Question: Given, the Euclidean plane $\mathcal{P}$, with the point $O \in \mathcal{P}$ (called "the origin").
1. Is a Cartesian coordinate system for this plane centered at $O$ just an orthonormal basis for the cotangent space of the Euclidean point at $O$, i.e. an orthonormal basis for $(T_O \mathcal{P})^*$?
2. Are vectors with tail at $O$ in the Euclidean plane $\mathcal{P}$ just elements of the tangent space at $O$, i.e. $v \in T_O \mathcal{P}$? And is a vector $w$ with tail at point $A \in \mathcal{P}$ just an element $w \in T_A \mathcal{P}$?
3. That any point can be given a unique coordinate is just a reflection of the fact that $$\mathcal{P} \simeq (T_O\mathcal{P})^* $$ as vector spaces, and the fact that every point can be associated with a position vector is just a way of expressing the fact that $$\mathcal{P} \simeq T_O\mathcal{P} $$ as vector spaces? And the fact that position vectors can be associated with coordinates is just a reflection of the fact that, being finite-dimensional vector spaces, $$T_O\mathcal{P} \simeq (T_O\mathcal{P})^*?$$
Incredibly long-winded context: I was thinking recently that coordinate systems and "physical vectors" are naturally dual -- the coordinates of a space don't change under a linear transformation, whereas "physical vectors" do change under linear transformations. In contrast, coordinates change under (aptly named) changes of coordinates, whereas "physical vectors" do not change under changes of coordinates.
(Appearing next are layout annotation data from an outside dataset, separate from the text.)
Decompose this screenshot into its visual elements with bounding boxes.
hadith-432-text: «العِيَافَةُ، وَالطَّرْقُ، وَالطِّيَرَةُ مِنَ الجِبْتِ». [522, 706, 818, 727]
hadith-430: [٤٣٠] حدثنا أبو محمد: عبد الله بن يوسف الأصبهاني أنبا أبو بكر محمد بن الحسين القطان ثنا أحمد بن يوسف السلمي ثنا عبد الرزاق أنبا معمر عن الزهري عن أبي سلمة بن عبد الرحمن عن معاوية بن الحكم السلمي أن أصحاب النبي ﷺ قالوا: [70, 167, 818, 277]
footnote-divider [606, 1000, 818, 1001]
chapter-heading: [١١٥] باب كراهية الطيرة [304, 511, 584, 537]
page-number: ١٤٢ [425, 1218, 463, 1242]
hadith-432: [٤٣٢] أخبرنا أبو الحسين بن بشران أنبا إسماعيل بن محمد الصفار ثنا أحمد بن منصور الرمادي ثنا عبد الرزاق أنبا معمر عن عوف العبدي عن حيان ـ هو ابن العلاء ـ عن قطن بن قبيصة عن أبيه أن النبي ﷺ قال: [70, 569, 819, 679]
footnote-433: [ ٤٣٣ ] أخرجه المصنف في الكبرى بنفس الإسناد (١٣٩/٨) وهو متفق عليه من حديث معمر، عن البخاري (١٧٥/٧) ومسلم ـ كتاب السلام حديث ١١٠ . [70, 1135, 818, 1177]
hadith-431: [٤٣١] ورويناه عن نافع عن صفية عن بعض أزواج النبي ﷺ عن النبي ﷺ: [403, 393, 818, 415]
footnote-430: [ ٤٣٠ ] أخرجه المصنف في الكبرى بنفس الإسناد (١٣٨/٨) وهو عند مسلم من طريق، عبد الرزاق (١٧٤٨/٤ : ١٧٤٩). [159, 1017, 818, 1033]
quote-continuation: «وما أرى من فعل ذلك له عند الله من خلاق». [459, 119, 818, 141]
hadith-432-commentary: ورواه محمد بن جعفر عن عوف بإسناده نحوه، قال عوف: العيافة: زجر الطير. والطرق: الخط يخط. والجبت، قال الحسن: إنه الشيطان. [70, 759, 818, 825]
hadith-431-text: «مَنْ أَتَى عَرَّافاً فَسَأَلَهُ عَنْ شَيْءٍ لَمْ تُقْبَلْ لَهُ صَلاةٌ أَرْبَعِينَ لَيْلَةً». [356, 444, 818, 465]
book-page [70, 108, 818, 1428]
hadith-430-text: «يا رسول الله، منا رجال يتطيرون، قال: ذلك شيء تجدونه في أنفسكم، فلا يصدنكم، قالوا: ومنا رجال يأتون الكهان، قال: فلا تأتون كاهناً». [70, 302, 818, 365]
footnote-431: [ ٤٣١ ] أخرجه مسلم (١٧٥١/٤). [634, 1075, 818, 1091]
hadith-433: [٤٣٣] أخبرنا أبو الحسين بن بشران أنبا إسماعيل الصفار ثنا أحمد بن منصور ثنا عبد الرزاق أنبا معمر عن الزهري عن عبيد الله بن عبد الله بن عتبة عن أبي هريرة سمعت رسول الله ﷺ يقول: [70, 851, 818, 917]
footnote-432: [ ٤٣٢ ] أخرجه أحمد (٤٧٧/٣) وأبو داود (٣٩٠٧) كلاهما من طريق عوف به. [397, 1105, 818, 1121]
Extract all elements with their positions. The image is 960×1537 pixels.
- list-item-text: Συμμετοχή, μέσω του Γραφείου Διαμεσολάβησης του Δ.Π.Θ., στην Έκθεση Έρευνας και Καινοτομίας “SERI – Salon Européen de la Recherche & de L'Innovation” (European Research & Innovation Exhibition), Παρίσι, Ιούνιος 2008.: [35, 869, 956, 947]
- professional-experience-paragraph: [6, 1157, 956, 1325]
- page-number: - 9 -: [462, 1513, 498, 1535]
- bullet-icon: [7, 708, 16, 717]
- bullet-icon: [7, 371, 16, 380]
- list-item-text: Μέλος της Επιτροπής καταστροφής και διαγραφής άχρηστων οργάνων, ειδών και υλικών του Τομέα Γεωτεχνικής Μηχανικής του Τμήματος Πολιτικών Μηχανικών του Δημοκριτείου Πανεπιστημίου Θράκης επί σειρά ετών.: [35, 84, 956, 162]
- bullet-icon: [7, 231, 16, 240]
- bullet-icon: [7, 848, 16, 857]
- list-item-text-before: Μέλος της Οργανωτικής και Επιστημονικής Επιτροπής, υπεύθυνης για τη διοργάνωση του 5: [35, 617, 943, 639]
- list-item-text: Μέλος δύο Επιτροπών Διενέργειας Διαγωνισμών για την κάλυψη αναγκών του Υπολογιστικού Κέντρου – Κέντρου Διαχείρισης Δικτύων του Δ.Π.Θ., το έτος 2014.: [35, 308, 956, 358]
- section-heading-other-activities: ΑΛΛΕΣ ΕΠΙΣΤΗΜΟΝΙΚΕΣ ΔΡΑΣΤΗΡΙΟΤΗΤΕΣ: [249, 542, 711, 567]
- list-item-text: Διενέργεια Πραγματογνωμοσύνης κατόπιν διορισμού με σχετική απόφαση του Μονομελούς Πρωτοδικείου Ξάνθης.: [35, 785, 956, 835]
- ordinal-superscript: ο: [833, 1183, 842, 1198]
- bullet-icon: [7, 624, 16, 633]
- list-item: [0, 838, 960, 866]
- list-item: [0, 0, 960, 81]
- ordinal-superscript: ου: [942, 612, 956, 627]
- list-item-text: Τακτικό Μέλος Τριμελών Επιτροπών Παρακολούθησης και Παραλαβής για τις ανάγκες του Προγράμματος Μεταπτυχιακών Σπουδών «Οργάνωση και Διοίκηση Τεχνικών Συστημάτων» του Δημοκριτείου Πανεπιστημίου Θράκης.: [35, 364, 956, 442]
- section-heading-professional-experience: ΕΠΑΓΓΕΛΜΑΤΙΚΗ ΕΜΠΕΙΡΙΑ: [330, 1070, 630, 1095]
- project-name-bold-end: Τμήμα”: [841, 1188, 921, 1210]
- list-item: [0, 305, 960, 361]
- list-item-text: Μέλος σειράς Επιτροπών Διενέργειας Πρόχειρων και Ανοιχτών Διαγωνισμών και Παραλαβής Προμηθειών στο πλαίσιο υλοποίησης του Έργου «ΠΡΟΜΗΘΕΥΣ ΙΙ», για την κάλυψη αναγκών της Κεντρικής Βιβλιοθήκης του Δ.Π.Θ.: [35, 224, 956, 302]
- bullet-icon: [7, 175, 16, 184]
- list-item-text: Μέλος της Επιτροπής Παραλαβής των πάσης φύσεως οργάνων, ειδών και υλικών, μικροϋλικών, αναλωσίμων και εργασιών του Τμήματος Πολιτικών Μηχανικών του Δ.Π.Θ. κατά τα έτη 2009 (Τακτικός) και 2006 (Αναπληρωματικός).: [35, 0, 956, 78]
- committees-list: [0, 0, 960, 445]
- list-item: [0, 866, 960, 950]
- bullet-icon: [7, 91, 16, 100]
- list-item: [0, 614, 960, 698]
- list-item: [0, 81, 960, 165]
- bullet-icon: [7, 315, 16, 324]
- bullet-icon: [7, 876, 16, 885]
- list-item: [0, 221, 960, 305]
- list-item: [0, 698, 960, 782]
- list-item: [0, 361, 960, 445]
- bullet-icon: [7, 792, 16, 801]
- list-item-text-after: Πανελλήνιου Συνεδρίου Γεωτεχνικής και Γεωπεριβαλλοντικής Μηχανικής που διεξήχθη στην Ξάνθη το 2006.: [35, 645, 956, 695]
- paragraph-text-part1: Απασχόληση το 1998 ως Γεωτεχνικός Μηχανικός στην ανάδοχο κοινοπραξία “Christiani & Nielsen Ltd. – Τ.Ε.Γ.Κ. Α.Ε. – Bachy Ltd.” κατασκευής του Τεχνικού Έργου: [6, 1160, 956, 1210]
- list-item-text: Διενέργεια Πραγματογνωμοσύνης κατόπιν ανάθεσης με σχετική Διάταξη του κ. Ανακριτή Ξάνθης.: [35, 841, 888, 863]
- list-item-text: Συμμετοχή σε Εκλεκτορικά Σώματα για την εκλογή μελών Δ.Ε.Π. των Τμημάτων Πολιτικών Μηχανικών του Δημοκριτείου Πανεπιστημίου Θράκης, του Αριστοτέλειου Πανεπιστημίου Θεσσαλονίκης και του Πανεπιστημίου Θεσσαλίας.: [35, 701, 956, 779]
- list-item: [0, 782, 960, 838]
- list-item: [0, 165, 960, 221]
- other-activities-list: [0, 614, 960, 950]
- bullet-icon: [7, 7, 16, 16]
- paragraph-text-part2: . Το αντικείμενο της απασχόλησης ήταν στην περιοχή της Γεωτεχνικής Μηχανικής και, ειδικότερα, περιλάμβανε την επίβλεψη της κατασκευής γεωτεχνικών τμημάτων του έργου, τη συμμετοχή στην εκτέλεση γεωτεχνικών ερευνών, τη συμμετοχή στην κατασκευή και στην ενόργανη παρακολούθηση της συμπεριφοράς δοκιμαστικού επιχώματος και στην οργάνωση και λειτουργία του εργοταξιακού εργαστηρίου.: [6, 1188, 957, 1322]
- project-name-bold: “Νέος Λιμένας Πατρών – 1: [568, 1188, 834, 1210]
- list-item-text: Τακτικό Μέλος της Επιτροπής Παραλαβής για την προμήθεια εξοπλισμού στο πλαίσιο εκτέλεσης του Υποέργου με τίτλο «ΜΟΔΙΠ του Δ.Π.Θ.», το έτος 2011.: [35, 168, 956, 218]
In other words, it seems like it makes the most sense to define coordinate systems to be covariant tensor fields of order 1, i.e. one-forms. Then the purpose of always having and considering cotangent and tangent spaces makes sense, because the former is the coordinate system with origin at a given point, and the latter is the space of "physical vectors" anchored at the point.
Moreover, the notions of coordinate system for a vector space only starts to get messy exactly when the notion of dual space gets messy -- in infinite dimensions. The inner product at a point on a Riemannian manifold, which generates associated notions of length and angle, is defined on the tangent space, whose objects probably not coincidentally are "physical vectors", the objects for which notions of length and angle make the most sense (compared to points in a coordinate space). Likewise, notions of integration and differentiation seem to correspond most naturally to cotangent spaces, which seems to correspond to how calculus is defined in the simplest possible setting -- from a space of points to another space of points. And vector fields live in tangent spaces, and vector fields are most easily thought of in terms of "physical vectors", again suggesting that tangent spaces are "physical vectors" and that cotangent systems are just coordinate systems.
At least one other person seems to have come to this conclusion independently (or maybe I read that answer before and my subconscious just understood it now). This seems to be how physicists think of everything, and implicitly the viewpoint behind much of differential geometry, or at least this mental model seems to make what these experts say seem much clearer now. For instance, these youtube videos about tensor calculus suddenly make much more sense when one thinks of "the covariant basis" and the "coordinate system" as literally the exact same thing. Watching this video again, it also makes a lot more sense if one thinks "coordinates = covectors".
The only reason why one might not want to identify coordinate systems with cotangent spaces, is that one is often taught, when first introduced to "physical vectors", to identify them with the coordinates of the heads of their arrows. But that shouldn't discourage us, because obviously any finite-dimensional vector space is isomorphic to its dual vector space (as vector spaces). The isomorphism is so simple that we can completely ignore that it exists in elementary situations, but then suddenly one moves to differential geometry and gets confused because the distinction was pushed under the rug previously.
This answer also seems to suggest the same thing -- a vector space has no "intrinsic coordinate system" -- because one needs to specify a basis for the dual space in order to do so, i.e. a vector space has no "intrinsic coordinate system" for the exact same reason that it doesn't have an "intrinsic basis" -- one needs to specify both a basis for the vector space, and one for the dual vector space, the latter which we call a "coordinate system". And the manner in which coordinates for points are found -- via orthogonal projections, i.e. inner products -- is just application of covectors to vectors, or at least so it would seem to me.